Explanation

This chart packages the APEx Dispatch API FastAPI service for Kubernetes environments that use Knative Serving. Its main goal is to make the service easy to deploy, configure, render, and validate while the application is being developed and tested.

What The Chart Describes

The chart creates a small set of resources around the application:

  • a Knative Service to run the FastAPI container
  • a ConfigMap for non-secret runtime configuration
  • an optional Secret for sensitive values such as client credentials and backend configuration

This keeps the deployment model simple and focused on the needs of a service that is iterated on frequently.

Why Knative Serving

The chart uses serving.knative.dev/v1 Service resources instead of a plain Kubernetes Deployment because the target runtime is Knative Serving.

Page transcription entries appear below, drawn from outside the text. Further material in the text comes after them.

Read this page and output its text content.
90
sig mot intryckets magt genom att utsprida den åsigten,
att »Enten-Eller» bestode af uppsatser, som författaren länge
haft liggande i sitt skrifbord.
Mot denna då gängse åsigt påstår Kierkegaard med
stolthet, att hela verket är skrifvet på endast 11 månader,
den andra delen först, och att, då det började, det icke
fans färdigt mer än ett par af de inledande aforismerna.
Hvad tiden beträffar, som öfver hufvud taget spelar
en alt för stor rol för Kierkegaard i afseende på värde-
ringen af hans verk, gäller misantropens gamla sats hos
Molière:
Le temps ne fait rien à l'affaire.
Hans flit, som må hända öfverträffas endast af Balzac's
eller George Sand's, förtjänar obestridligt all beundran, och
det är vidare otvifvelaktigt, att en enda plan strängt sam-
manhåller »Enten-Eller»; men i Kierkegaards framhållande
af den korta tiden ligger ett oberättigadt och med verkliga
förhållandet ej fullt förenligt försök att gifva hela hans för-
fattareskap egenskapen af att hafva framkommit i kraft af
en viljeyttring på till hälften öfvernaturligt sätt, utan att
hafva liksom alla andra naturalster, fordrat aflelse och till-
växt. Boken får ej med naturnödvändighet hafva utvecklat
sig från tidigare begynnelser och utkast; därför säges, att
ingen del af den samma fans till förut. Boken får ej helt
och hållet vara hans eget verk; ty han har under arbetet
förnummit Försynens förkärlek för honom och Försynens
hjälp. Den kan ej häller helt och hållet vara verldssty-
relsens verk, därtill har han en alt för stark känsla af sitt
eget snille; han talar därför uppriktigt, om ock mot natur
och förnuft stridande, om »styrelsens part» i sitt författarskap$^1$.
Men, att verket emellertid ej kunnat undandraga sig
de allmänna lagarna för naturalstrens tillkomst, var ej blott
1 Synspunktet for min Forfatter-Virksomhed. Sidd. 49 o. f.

That choice gives the chart a deployment model centered on:

  • revision-based updates
  • request-driven scaling
  • Knative-native autoscaling settings such as minScale, maxScale, and containerConcurrency

For this chart, Knative is part of the deployment contract rather than an optional add-on.

Configuration Approach

The chart separates configuration by intent:

  • non-secret application settings go into a ConfigMap
  • secret material is read from a Kubernetes Secret

This mirrors the FastAPI application's runtime needs while keeping local rendering and test scenarios straightforward. It also lets teams either create the secret from Helm values or bind the deployment to an existing secret already managed elsewhere.

Scope

This chart is currently scoped for development and testing purposes.

In practice, that means it is intended to support activities such as:

  • local or shared environment validation
  • integration testing of rendered manifests
  • early deployment testing on a Knative cluster
  • experimenting with runtime values, scaling settings, and secrets wiring

It is not documented as a production-hardened deployment package at this stage. Production concerns such as stricter operational defaults, stronger rollout guarantees, platform-specific hardening, and environment policy integration should be treated as follow-on work.

Why Probes Are Optional By Default

The chart leaves probes disabled by default because the FastAPI health endpoint checks dependencies beyond simple process startup. For development and testing environments, it is often more useful to bring the service up first and then enable readiness and liveness checks once the backing dependencies are wired correctly.